HAMD 22 Competition - Evaluation & Ranking

Evaluation & Ranking

Participants will be asked to train their systems making use of provided training and validation sets. They are free to deal with the unbalanced nature of the dataset by applying any mitigation technique they find appropriate for the task; they are also free to resize the original images for standardization purposes. Participants will be asked to provide their trained systems in an executable form together with a comprehensive description of their systems including the architecture and the adopted preprocessing steps. Delivered programs should be able to accept and read a collection of images from a folder and produce a CSV file with two labeled columns. The first column should indicate the name of the tested sample (image name), and the second column should indicate the prediction of the system for each sample in the first column; predictions are values from 1 to 14 that indicate the predicted century number for each image, as described by the following table:

For simplicity, the names of samples included in the training and validation sets are coded as a sequence of 6 digit-numbers.
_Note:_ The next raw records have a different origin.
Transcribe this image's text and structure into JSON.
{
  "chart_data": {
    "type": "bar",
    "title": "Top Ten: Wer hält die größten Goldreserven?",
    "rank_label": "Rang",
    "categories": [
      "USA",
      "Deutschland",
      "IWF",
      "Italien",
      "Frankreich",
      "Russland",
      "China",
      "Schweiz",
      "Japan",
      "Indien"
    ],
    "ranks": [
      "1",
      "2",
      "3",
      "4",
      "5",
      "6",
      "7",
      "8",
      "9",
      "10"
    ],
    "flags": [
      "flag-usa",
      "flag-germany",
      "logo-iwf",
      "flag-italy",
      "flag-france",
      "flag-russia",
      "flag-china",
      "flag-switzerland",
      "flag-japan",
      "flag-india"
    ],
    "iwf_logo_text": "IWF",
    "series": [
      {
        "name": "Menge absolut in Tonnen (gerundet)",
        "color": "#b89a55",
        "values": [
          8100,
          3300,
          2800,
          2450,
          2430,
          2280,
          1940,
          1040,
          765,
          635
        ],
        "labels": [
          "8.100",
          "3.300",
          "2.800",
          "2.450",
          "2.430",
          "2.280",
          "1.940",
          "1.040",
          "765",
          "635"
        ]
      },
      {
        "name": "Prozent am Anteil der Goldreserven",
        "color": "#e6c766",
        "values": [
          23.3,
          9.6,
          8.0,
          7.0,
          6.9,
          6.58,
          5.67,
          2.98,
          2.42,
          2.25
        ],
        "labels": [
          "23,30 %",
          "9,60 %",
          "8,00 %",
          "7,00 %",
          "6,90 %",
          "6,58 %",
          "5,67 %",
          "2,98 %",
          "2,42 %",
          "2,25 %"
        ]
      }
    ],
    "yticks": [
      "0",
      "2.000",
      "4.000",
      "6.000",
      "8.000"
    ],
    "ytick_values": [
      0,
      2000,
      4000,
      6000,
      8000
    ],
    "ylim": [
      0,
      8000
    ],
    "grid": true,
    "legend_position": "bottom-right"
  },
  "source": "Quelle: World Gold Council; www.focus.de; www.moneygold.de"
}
The first two digits in the left indicate the century number (class value) of the sample; the subsequent four digits represent a sequential number associated to each sample. The entire structure of the adopted file name of samples is depicted in the following figure:

Returned data by participants allows the organization committee members to easily get the predictions of systems and hence properly evaluate their performances. Using the same test set, participating systems are compared and ranked according to two main criteria:

Correct dating of manuscript samples of the test set: making use of the following metrics:
1. F1-score,
2. MAE (Mean Absolute Error),
3. CS (Cumulative Score)
4. ACC (Classification accuracy [1]).

Average processing time.

Note that special interest will be given to the comparison of dating manuscripts with specific text formats such as tables, texts in margins with different styles, and hand-drawn figures. This enables the identification of the strengths and weaknesses of each system.